Daniel Saunders said...

You might also want to read Rabbi Eliezer Berkovits' essay Conversion and the Decline of the Oral Law (reprinted in Essential Essays on Judaism), which asks whether Orthodox rabbis could accept non-Orthodox conversions. Although note that Rabbi Berkovits remains an extremely controversial figure in Orthodoxy.

Anonymous said...

Rabbi Eliezer's essay is fantastic but not many as you ay Daniel he is very controversial.

Anonymous said...

Hi Chavi, While I can see where you're coming from and what Rotem's ultimate goal w/ this legislation is, I am very concerned about the rammifications it will have for non-Orthodox converts into the future, particuarly those who would not otherwise qualify under the Law of Return where their conversions not to be accepted. I am very torn because although I personally hope the bill either doesn't pass or is seriously amended, I get that the conversion process for non-halakhically Jewish Russian Olim has been ridiculously difficult and that something has got to change. One question I have, however, is let's say this bill passes. As of now someone could convert through the Masorti or Reform streams in Israel and would be registered as Jewish by the dept of Interior but not the Chief Rabbinate. Would such orgs still have jurisdiction to perform conversions? I am all for religious pluralism/freedom in Israel which is what's got me really concerned.
Leah Elisheva

Chaviva Gordon-Bennett said...

@Daniel I don't necessarily view Na'aman as a convert, but the Rabbis surely do. He's listed frequently with Yitro and Rahab, among others. I got lucky that my now-husband is a bar bat cohen! Lol.

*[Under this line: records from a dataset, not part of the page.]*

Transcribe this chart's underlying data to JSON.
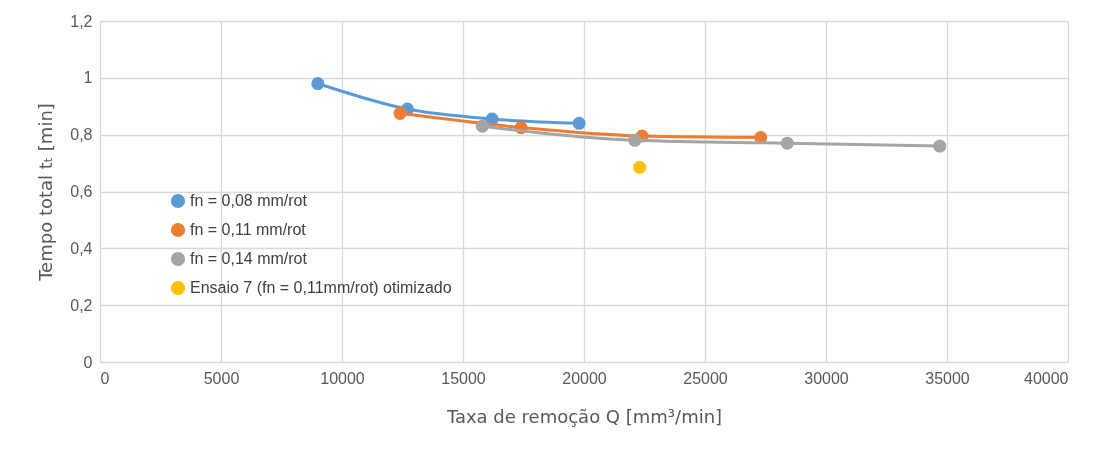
{
  "chart_data": {
    "type": "line",
    "xlabel": "Taxa de remoção Q [mm³/min]",
    "ylabel": "Tempo total tₜ [min]",
    "xlim": [
      0,
      40000
    ],
    "xticks": [
      0,
      5000,
      10000,
      15000,
      20000,
      25000,
      30000,
      35000,
      40000
    ],
    "ylim": [
      0,
      1.2
    ],
    "yticks": [
      0,
      {
        "value": 0.2,
        "label": "0,2"
      },
      {
        "value": 0.4,
        "label": "0,4"
      },
      {
        "value": 0.6,
        "label": "0,6"
      },
      {
        "value": 0.8,
        "label": "0,8"
      },
      1,
      {
        "value": 1.2,
        "label": "1,2"
      }
    ],
    "grid": true,
    "legend": "left",
    "marker": "circle",
    "series": [
      {
        "name": "fn = 0,08 mm/rot",
        "color": "#5b9bd5",
        "x": [
          9000,
          12700,
          16200,
          19800
        ],
        "values": [
          0.98,
          0.89,
          0.855,
          0.84
        ]
      },
      {
        "name": "fn = 0,11 mm/rot",
        "color": "#ed7d31",
        "x": [
          12400,
          17400,
          22400,
          27300
        ],
        "values": [
          0.875,
          0.825,
          0.795,
          0.79
        ]
      },
      {
        "name": "fn = 0,14 mm/rot",
        "color": "#a5a5a5",
        "x": [
          15800,
          22100,
          28400,
          34700
        ],
        "values": [
          0.83,
          0.78,
          0.77,
          0.76
        ]
      },
      {
        "name": "Ensaio 7 (fn = 0,11mm/rot) otimizado",
        "color": "#ffc000",
        "type": "scatter",
        "x": [
          22300
        ],
        "values": [
          0.685
        ]
      }
    ]
  }
}
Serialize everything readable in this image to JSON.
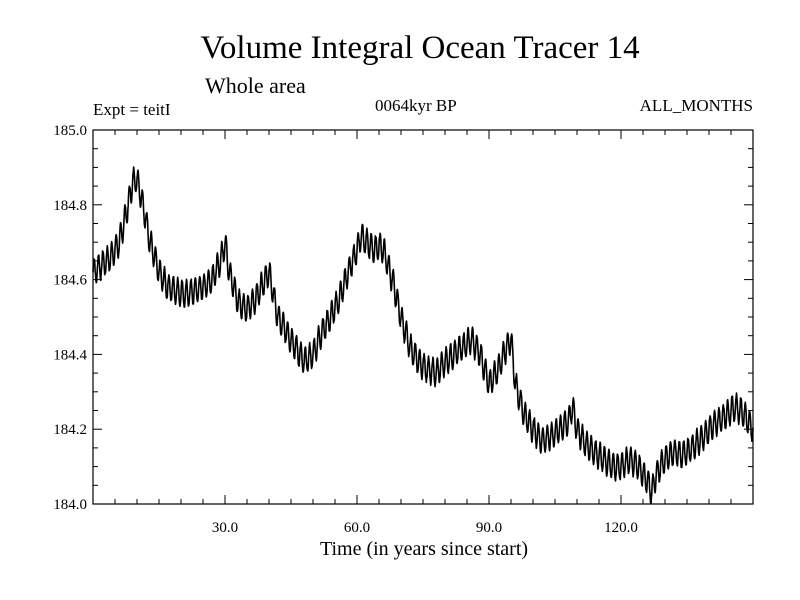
{
  "header": {
    "title": "Volume Integral Ocean Tracer 14",
    "subtitle": "Whole area",
    "experiment": "Expt = teitI",
    "period": "0064kyr BP",
    "months": "ALL_MONTHS"
  },
  "chart_data": {
    "type": "line",
    "title": "Volume Integral Ocean Tracer 14",
    "xlabel": "Time (in years since start)",
    "ylabel": "",
    "xlim": [
      0,
      150
    ],
    "ylim": [
      184.0,
      185.0
    ],
    "xticks": [
      30.0,
      60.0,
      90.0,
      120.0
    ],
    "xtick_labels": [
      "30.0",
      "60.0",
      "90.0",
      "120.0"
    ],
    "yticks": [
      184.0,
      184.2,
      184.4,
      184.6,
      184.8,
      185.0
    ],
    "ytick_labels": [
      "184.0",
      "184.2",
      "184.4",
      "184.6",
      "184.8",
      "185.0"
    ],
    "grid": false,
    "line_color": "#000000",
    "series": [
      {
        "x": [
          0,
          2,
          4,
          6,
          8,
          9,
          10,
          11,
          13,
          15,
          17,
          19,
          21,
          23,
          25,
          27,
          29,
          30,
          31,
          33,
          35,
          37,
          39,
          40,
          42,
          44,
          46,
          48,
          50,
          52,
          54,
          56,
          58,
          60,
          61,
          62,
          64,
          65,
          66,
          68,
          70,
          72,
          74,
          76,
          78,
          80,
          82,
          84,
          86,
          88,
          90,
          92,
          94,
          95,
          96,
          98,
          100,
          102,
          104,
          106,
          108,
          109,
          110,
          112,
          114,
          116,
          118,
          120,
          122,
          124,
          126,
          127,
          128,
          130,
          132,
          134,
          136,
          138,
          140,
          142,
          144,
          146,
          148,
          150
        ],
        "y": [
          184.62,
          184.64,
          184.66,
          184.7,
          184.8,
          184.86,
          184.87,
          184.82,
          184.7,
          184.62,
          184.58,
          184.57,
          184.56,
          184.57,
          184.58,
          184.6,
          184.65,
          184.7,
          184.62,
          184.54,
          184.52,
          184.55,
          184.6,
          184.62,
          184.5,
          184.46,
          184.42,
          184.38,
          184.4,
          184.46,
          184.5,
          184.55,
          184.62,
          184.68,
          184.72,
          184.7,
          184.68,
          184.69,
          184.68,
          184.6,
          184.5,
          184.42,
          184.38,
          184.36,
          184.35,
          184.38,
          184.4,
          184.42,
          184.44,
          184.4,
          184.32,
          184.36,
          184.42,
          184.44,
          184.32,
          184.24,
          184.2,
          184.17,
          184.18,
          184.2,
          184.22,
          184.26,
          184.2,
          184.16,
          184.14,
          184.12,
          184.1,
          184.1,
          184.12,
          184.1,
          184.06,
          184.03,
          184.08,
          184.12,
          184.14,
          184.13,
          184.15,
          184.17,
          184.2,
          184.22,
          184.24,
          184.26,
          184.24,
          184.2
        ]
      }
    ]
  }
}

@BakerGirl Kids are a huge consideration. They'll be in a sticky place without a "halakic" conversion. The problem is the acceptance of the 613 mitzvot, etc. as being the "right" way. Sigh. I hope my kids never have to deal with the repercussions of my conversion, as legit as it is. I went to every length to make sure they won't have to worry about anything; but nothing is completely secure. But inevitably, you can't do what you don't feel is right for you at this specific moment. You gotta own what you feel and make it happen. Kids will change how you view everything, I think, but right now? You gotta do what you gotta do.

@Anon I should post that stuff again ... oh yes. I've got some good stuff about how to treat converts.

@Mama H Thanks :)

@Daniel/Ilana I will read it with the consideration that it might be a little "radical" ... :)

@Anon I'm guessing that conversions would still take place, but whether the government would recognize them would be another story. Sort of how people leave the country to get hitched, knowing that when they move back to Israel it won't "count." Sort of a "fight the power" in a private, outside-the-country kind of way. Israel will feel the ramifications in no time.

Sophia said...

I support the bill.
It has been made clear that the bill will NOT override the 2002 Supreme Court ruling that Reform and Conservative converts from Israel and abroad have to be recognised as Jews for aliyah purposes.
Plus, I'm sure we can all agree that it was a very positive step for Rotem to have amended the bill to remove the absurd citizenship clause.

Chavi- it's not 'a few hundred' FSU olim. It's 350 000. A bit of a difference, no?

With the bill, it will be harder to revoke conversions, and they will only be able to be revoked by the Rabbi which performed your conversion, not the Chief Rabbinate. You can actually select the rabbi you like for your conversion - how good is that?